# Frankfurt Flea Market



## Norppu (Aug 4, 2018)

Not exactly something I did in my shop but I suppose this qualifies as I did this FOR my shop 

I visited the famous Frankfurt Flea Market. The weather was really hot (35 degrees C / 95 degrees F) but I managed to enjoy the trip with my bicycle and a wet T-shirt. Wetting the T-shirt in fountains on the way.

The weather is not the reason I write this thread. It is the find in the market. I bought some 50 carbide inserts. 10 inserts for my indexable end-mill and 40 for machining aluminum.

These inserts are suitable for my 2-flute indexable end-mill.




These are suitable for lathe work with aluminum. I actually have a few doses of these back home and I have successfully removed 2mm out of a diameter of an aluminum stock.
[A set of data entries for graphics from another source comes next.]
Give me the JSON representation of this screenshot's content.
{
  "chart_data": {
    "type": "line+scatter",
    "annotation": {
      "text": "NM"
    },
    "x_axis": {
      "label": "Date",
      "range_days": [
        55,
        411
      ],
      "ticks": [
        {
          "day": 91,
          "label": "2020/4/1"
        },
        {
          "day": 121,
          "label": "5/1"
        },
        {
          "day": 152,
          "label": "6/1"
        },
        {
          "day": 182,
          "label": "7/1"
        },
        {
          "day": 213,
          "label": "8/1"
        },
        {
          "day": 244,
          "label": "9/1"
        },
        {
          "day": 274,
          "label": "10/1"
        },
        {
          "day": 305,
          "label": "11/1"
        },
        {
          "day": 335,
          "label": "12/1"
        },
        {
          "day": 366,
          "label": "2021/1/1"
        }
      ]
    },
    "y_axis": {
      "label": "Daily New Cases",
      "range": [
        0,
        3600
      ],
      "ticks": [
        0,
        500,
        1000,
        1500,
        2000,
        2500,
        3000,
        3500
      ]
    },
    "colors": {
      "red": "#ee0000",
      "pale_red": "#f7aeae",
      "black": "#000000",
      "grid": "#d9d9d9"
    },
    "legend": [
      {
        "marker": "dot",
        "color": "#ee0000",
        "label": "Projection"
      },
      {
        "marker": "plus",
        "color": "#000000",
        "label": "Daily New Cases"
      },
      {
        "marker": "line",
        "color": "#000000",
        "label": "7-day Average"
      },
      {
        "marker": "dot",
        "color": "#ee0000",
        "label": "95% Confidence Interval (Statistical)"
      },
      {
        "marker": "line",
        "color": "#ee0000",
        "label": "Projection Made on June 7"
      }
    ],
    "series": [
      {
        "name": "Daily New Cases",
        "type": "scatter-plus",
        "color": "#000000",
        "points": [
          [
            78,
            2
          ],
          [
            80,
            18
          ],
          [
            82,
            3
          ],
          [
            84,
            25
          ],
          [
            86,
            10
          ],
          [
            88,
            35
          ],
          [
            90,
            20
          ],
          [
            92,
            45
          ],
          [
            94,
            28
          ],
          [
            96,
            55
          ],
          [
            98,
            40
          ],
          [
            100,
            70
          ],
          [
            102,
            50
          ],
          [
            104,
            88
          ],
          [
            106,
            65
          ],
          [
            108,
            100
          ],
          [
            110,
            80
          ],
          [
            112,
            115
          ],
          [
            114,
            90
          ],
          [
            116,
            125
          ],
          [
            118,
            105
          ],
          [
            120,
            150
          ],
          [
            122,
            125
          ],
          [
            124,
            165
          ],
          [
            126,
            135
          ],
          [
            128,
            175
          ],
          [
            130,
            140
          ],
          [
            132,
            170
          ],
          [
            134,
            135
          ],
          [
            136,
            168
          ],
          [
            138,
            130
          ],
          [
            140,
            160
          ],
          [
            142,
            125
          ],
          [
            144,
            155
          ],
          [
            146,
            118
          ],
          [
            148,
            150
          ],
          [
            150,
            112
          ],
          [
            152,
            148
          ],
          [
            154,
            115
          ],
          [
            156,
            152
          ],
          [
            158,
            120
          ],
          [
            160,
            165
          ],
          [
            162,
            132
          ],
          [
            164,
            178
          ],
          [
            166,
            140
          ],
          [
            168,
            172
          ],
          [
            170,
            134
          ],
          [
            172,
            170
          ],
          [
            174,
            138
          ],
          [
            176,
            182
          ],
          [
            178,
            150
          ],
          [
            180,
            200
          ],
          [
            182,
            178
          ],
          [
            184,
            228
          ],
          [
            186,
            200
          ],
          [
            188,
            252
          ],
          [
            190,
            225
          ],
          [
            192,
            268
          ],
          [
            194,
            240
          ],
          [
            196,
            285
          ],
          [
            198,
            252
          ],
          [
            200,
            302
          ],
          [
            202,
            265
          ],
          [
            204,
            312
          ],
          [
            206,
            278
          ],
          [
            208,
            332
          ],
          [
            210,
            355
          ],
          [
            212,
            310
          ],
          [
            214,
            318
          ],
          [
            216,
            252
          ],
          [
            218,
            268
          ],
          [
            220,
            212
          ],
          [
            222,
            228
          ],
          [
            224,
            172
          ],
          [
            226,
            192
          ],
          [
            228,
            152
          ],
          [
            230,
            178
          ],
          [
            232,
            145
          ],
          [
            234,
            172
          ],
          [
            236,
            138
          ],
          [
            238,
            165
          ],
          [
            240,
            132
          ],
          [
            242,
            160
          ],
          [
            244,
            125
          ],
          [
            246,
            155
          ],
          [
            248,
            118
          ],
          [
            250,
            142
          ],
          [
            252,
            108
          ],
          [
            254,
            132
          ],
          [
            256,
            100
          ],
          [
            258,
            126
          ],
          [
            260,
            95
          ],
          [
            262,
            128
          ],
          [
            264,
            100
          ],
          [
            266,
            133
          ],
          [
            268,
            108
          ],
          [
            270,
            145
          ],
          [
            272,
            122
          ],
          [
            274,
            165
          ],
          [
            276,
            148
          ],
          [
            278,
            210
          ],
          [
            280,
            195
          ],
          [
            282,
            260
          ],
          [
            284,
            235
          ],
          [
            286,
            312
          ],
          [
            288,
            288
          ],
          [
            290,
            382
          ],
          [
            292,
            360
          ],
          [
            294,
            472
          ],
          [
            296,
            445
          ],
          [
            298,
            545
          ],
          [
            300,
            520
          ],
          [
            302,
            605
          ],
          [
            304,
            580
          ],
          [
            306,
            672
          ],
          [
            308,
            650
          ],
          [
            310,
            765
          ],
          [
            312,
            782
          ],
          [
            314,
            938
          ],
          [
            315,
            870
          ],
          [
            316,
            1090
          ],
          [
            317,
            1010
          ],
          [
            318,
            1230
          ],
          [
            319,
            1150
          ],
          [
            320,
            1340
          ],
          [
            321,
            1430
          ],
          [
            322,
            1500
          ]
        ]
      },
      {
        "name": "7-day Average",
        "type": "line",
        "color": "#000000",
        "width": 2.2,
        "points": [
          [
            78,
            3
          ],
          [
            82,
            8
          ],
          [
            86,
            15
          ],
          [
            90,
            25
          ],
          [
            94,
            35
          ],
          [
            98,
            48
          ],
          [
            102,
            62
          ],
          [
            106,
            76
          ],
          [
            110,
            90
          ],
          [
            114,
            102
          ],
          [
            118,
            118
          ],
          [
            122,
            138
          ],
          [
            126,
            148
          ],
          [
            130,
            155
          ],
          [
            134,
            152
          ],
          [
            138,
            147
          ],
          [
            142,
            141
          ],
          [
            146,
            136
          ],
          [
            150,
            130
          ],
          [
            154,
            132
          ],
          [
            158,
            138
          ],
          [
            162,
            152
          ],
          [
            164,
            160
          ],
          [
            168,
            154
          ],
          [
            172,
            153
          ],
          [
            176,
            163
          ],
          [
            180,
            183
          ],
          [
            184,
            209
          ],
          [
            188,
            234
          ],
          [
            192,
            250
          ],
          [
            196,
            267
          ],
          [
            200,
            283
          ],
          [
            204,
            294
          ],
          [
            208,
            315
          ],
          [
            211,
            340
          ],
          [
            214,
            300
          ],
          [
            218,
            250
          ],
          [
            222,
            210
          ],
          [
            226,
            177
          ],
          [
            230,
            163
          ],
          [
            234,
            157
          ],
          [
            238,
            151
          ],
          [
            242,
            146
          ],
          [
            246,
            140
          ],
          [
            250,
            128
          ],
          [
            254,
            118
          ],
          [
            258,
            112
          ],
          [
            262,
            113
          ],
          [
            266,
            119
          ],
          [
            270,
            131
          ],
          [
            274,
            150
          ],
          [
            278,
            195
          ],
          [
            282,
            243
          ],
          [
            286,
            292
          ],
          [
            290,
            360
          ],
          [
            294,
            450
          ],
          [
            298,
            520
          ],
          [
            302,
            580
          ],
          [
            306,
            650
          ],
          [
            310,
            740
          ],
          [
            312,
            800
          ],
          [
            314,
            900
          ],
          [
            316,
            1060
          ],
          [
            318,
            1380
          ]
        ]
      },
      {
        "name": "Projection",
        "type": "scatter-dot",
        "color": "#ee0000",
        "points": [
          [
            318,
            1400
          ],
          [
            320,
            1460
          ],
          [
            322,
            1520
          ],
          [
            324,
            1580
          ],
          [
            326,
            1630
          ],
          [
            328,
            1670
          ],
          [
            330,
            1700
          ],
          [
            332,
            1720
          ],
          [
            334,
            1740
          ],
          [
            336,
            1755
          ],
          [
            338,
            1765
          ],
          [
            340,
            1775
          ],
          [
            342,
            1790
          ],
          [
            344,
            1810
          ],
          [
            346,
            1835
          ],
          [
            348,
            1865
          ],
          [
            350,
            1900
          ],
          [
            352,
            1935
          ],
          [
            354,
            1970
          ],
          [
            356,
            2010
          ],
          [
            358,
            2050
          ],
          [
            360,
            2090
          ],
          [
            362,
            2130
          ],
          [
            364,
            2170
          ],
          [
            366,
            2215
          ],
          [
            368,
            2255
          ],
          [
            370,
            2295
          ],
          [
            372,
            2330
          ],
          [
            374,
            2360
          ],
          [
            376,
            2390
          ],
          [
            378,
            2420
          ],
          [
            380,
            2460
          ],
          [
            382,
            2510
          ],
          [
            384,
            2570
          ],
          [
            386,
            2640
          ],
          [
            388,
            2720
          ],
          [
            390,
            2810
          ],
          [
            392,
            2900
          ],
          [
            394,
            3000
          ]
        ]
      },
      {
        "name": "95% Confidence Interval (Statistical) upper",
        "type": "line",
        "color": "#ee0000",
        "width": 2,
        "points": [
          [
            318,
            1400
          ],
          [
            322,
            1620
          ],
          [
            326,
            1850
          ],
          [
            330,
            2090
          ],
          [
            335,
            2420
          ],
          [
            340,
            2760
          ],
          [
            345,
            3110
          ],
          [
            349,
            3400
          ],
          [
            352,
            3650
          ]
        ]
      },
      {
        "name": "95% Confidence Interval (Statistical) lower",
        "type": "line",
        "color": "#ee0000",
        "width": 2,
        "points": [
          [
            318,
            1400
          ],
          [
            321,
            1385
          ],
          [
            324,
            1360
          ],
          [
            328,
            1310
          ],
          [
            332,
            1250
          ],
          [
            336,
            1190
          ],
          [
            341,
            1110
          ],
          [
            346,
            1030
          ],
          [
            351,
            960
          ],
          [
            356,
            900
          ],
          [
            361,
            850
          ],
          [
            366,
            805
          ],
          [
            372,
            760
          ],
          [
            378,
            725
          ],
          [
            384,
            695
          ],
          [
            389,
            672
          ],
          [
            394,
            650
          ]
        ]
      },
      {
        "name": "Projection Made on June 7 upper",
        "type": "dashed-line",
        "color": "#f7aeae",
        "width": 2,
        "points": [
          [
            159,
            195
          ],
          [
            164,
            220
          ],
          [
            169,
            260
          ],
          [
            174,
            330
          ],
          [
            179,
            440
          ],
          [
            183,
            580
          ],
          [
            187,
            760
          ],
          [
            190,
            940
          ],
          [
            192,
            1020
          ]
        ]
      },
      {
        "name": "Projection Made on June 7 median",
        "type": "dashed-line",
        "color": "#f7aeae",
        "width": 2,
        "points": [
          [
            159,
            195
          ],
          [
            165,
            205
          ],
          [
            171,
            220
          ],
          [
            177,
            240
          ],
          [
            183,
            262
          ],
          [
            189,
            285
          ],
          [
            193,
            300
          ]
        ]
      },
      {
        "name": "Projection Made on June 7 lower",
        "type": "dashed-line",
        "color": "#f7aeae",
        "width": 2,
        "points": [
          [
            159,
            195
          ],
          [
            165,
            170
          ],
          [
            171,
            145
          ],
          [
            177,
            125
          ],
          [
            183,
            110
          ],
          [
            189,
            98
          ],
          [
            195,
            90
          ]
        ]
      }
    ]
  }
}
The inserts have a very sharp edge so they do not require huge amounts of tool pressure.






All doses are unopened and the price was about half the price of when one buys these from an official place.

The guy who was selling these had a HUGE selection of all sorts of inserts, bores, taps, reamers and whatever.


----------



## Brento (Aug 4, 2018)

Nice find!


----------



## markba633csi (Aug 4, 2018)

Is this the flea market on the riverbank or on east harbor? 
mark


----------



## GoceKU (Aug 4, 2018)

Nice score, stuff that doesn't sell on flea markets there, comes here on flea market to be sold.


----------



## Norppu (Aug 5, 2018)

The Frankfurt Flea Market (Germany) alters it's location bi-weekly. This week it was located in Linleystraße, next week it will be in Scaumankai. Both locations are on the riverbank of the Main river.

The following link is in German language - sorry about that.

Frankfurt Flea Market Home-Page


----------